OPEC is gambling that later this year Western industrial powers will increase their appetite for cartel oil, that the global glut of petroleum will vanish, and that prices at least will stabilize and perhaps begin to climb.

This throws down a gauntlet to Americans, Europeans, and Japanese to preserve their hard-won conservation gains -- gains which, in the US especially, have been spectacular.

Every month since 1979, according to the American Petroleum Institute (API), US oil imports have declined when compared to the same month of the year before.

Last month, for example, total oil imports fell a huge 28.2 percent below the level of February 1981. Total imports, says the API, have shrunk to the level of early 1972.

Some of this decline stems from the severe US recession. Industry uses less oil when American factories are running at little more than 71 percent of capacity, as they are now.

Major oil companies also are reducing swollen inventories of oil and have not yet begun to stock up for the fall and winter ahead.

OPEC members count on a resurgence of demand, when the US and other industrial economies revive and when oil companies start to build up their stocks.

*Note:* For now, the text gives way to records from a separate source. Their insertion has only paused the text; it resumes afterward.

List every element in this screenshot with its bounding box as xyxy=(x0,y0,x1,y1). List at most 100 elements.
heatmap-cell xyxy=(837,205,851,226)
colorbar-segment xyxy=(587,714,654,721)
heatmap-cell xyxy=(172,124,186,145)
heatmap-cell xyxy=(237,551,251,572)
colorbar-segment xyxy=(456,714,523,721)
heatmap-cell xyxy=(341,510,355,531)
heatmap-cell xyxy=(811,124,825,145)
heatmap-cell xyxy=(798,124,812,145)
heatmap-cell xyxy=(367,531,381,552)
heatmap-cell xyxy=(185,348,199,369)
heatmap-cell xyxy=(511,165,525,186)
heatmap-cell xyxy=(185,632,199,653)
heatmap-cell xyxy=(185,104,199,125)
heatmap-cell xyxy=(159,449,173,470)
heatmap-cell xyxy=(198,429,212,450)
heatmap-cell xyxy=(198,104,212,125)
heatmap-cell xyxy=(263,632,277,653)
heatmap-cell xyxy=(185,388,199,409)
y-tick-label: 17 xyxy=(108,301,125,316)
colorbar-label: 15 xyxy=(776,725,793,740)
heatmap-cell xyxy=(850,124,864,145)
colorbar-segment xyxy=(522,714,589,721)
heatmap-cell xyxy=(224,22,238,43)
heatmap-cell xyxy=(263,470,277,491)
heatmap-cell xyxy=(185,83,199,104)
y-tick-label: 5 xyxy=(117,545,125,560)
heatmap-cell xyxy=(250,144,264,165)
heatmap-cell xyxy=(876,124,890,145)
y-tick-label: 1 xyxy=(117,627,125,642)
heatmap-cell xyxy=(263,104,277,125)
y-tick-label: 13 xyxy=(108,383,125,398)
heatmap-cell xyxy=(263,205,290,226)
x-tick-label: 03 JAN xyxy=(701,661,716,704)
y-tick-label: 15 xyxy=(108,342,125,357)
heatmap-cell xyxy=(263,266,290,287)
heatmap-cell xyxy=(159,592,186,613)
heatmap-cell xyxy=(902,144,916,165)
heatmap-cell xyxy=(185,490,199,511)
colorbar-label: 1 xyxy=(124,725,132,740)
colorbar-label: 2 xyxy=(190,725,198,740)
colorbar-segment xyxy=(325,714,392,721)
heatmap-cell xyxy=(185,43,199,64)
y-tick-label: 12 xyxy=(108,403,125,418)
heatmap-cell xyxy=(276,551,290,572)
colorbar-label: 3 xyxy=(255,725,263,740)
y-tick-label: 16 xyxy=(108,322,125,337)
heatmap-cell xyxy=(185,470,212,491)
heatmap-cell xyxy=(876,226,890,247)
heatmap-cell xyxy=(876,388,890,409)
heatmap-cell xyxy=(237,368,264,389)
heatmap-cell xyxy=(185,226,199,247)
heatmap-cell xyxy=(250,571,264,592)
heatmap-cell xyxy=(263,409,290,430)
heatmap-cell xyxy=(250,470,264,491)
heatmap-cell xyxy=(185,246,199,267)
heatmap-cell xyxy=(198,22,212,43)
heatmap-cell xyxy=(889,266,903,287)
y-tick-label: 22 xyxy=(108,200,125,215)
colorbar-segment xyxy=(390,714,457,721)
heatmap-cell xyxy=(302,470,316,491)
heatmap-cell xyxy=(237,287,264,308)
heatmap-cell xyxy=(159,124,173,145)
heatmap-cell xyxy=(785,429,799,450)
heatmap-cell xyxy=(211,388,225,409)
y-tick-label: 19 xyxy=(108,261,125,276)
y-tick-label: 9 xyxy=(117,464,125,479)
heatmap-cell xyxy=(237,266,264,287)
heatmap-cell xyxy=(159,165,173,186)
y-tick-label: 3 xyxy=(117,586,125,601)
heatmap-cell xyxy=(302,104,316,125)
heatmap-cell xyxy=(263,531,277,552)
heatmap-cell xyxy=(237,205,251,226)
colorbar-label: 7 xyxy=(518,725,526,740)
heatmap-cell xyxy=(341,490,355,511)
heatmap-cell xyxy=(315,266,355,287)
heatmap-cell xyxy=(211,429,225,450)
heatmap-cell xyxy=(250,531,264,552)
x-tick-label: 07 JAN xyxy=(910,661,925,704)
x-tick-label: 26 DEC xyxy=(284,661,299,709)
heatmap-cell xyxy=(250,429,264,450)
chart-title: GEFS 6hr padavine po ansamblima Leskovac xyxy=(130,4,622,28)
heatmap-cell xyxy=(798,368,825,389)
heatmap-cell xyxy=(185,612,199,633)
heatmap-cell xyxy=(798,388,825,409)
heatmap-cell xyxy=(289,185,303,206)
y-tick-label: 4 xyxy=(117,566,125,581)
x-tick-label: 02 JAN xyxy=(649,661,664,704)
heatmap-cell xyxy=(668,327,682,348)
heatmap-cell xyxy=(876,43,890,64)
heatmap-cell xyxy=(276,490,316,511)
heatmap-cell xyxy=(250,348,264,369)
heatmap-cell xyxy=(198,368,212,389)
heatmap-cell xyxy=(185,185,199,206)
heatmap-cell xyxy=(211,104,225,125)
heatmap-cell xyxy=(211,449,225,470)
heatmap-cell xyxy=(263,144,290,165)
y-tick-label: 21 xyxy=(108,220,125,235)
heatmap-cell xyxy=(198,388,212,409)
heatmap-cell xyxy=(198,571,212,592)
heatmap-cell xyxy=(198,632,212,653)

''If restocking comes on [in July and August],'' says John H. Lichtblau, president of the Petroleum Industry Research Foundation, Inc., ''plus economic recovery, then demand for oil will grow.''

The goal of OPEC is two-fold -- to preserve the organization's present pricing structure, based on $34 a barrel for Saudi Arabian light crude, and above all to preserve the unity of the cartel.

These factors, it is believed, impelled Saudi Arabia -- OPEC's biggest producer -- to agree to lower its output another 500,000 barrels a day, to 7 million bbl/d. Not too long ago Saudi production was estimated as high as 10.3 million bbl/d.

OPEC has decided to ''follow the market down,'' as Marshall Thomas of Petroleum Intelligence Weekly put it -- reduce production enough to keep prices from falling through the floor, an occurrence which would cause member nations to scramble for a share of sales.

To prevent such unraveling, the cartel has set up a committee to monitor the production and pricing policies of members. Of prime concern will be those OPEC nations that are cash-short and that might be tempted to break ranks and lower prices in order to earn more money.

Nigeria, for example, has a huge population (more than 80 million, compared to 8 million for Saudi Arabia and less than 3 million for Libya), and Iran needs cash to finance its war with Iraq.

If the Iraqi-Iranian war ends, both these OPEC members would want to expand production greatly. Such expansion -- unless other OPEC powers reduced output equivalently -- could swell the world's oil surplus and wreck OPEC's strategy.

Assuming that cartel discipline holds firm despite cash problems for some members, there remains the problem of non-OPEC oil producers.

Some of these, notably Britain's North Sea fields and Mexico, have been expanding production and at the same time trimming prices. To some extent this offsets OPEC's effort to dry up the current oil glut, estimated to be at least 2 million barrels a day above world demand. By now, however, non-OPEC sources have expanded output about as much as they can.

Some OPEC members -- Saudi Arabia, Kuwait, the UAE, Libya, Iraq, and Qatar -- have ample reserves of foreign exchange to cushion them through uncertain months ahead. Indonesia also has a good supply of money.

A country like Libya, for example, which is spending more than it takes in, can dip into reserves to balance its books. For nations like Nigeria, borrowing has to be the answer, unless they break OPEC's compact and try to flood the market with cheap oil.